Deniz evi dolaştıktan sonra arka bahçeye çıktı. Tamamen doğa ile iç içe olan bu ev bir nebze olsun soyutlamıştı onu gerçek hayattan. En azından şimdilik.“Güzel yer.”diyerek Ağca geldi yanına. Deniz kafa salladı. “Özür dilerim.”dedi Ağca bir iki adım daha öne geçerek.
Neden herkes özür diliyordu bugün birbirinden? Özür dilediklerinde 10 yıldır yaşadıkları her şey silinecek miydi? Eski hallerine geri döneceklermiş gibi özür diliyorlardı birbirlerinin. Hepsi bunu farkında olsa da yapacakları başka bir şey olmadığını da biliyorlardı. “Özlem’in böyle bir şey yapacağını hiç düşünmezdim.”dedi Ağca.

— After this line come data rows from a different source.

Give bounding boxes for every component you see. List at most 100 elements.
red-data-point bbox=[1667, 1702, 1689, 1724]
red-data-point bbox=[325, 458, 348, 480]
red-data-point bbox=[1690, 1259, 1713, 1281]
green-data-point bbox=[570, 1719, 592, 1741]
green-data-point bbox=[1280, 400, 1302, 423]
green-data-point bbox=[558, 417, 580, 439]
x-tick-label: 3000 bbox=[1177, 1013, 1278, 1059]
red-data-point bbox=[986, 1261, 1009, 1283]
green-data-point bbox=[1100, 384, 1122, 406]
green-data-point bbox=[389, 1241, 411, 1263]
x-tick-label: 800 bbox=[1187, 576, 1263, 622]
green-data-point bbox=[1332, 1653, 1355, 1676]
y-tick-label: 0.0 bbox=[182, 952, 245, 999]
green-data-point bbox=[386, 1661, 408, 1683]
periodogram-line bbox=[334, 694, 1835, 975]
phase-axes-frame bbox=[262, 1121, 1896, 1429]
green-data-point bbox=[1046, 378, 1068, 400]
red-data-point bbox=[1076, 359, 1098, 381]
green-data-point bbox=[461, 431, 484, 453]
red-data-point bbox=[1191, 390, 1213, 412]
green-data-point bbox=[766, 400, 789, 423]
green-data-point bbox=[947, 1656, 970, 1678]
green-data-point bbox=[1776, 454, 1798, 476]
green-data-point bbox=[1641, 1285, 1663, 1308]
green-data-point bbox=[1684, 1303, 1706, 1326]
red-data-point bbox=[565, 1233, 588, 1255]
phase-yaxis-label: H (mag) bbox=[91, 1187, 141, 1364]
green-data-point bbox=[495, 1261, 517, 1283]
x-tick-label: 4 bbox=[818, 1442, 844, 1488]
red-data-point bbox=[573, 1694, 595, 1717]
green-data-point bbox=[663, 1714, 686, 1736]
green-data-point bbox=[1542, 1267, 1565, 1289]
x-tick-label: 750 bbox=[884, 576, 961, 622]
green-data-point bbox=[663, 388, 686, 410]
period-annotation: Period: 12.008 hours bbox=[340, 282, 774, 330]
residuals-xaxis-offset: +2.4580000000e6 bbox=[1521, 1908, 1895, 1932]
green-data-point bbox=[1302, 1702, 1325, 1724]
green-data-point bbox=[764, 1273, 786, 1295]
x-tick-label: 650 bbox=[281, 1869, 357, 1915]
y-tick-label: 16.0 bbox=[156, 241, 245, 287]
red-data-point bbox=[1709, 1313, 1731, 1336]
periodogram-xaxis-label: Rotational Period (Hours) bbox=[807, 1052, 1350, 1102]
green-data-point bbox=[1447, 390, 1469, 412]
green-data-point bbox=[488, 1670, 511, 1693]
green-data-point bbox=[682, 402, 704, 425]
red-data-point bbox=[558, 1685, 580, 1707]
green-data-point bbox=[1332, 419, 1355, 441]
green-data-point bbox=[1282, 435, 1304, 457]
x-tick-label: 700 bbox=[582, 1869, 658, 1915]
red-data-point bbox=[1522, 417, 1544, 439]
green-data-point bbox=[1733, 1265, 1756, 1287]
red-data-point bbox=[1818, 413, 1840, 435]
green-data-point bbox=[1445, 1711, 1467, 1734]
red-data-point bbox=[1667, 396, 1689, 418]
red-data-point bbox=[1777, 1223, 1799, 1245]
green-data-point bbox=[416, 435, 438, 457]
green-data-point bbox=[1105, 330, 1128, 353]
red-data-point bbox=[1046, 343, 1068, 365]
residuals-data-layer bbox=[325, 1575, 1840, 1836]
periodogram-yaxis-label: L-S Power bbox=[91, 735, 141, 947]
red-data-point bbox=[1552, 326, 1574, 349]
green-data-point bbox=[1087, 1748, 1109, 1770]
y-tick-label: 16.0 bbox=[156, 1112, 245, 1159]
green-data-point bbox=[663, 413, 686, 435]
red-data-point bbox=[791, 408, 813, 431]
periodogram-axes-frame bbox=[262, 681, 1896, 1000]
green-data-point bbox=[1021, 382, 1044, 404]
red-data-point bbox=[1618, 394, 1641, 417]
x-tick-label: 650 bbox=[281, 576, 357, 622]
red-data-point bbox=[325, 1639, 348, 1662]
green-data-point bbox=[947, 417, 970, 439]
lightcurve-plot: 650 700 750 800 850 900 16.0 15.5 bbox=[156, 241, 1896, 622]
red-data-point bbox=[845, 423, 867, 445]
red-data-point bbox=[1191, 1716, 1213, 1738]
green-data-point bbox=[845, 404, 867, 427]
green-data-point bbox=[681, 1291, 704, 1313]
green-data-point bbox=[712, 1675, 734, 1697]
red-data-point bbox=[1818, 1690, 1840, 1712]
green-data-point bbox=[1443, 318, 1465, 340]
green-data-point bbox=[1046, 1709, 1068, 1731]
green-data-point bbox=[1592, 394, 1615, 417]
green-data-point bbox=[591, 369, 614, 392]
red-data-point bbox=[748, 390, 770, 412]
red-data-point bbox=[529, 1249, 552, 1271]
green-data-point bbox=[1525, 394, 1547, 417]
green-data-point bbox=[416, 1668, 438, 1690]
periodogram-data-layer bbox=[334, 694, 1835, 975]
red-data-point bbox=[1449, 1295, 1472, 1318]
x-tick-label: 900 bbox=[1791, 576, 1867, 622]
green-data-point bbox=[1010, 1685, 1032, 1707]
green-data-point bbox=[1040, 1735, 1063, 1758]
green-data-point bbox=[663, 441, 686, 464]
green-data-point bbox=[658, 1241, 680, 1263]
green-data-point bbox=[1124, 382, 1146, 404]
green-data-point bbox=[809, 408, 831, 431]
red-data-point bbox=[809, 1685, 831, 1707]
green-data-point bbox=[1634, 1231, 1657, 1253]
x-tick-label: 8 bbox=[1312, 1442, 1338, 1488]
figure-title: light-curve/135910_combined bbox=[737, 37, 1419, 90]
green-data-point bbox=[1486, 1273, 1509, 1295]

Deniz arkasından “Hiçbir şeyi düşünemedin ki zaten hiçbir zaman hem de.”diye söyledi. Ağca arkasına döndü. “Ne?”diye sordu. Denkz uzaklara bakarak “Yok bir şey.”dedi. Ağca kabarmıştı. Deniz'in dediği şey dokunmuştu biraz. “Deniz nasıl anlamamı bekliyordun?”diye sordu sitem ederek. Deniz bir şey demedi. “Bir şey de.”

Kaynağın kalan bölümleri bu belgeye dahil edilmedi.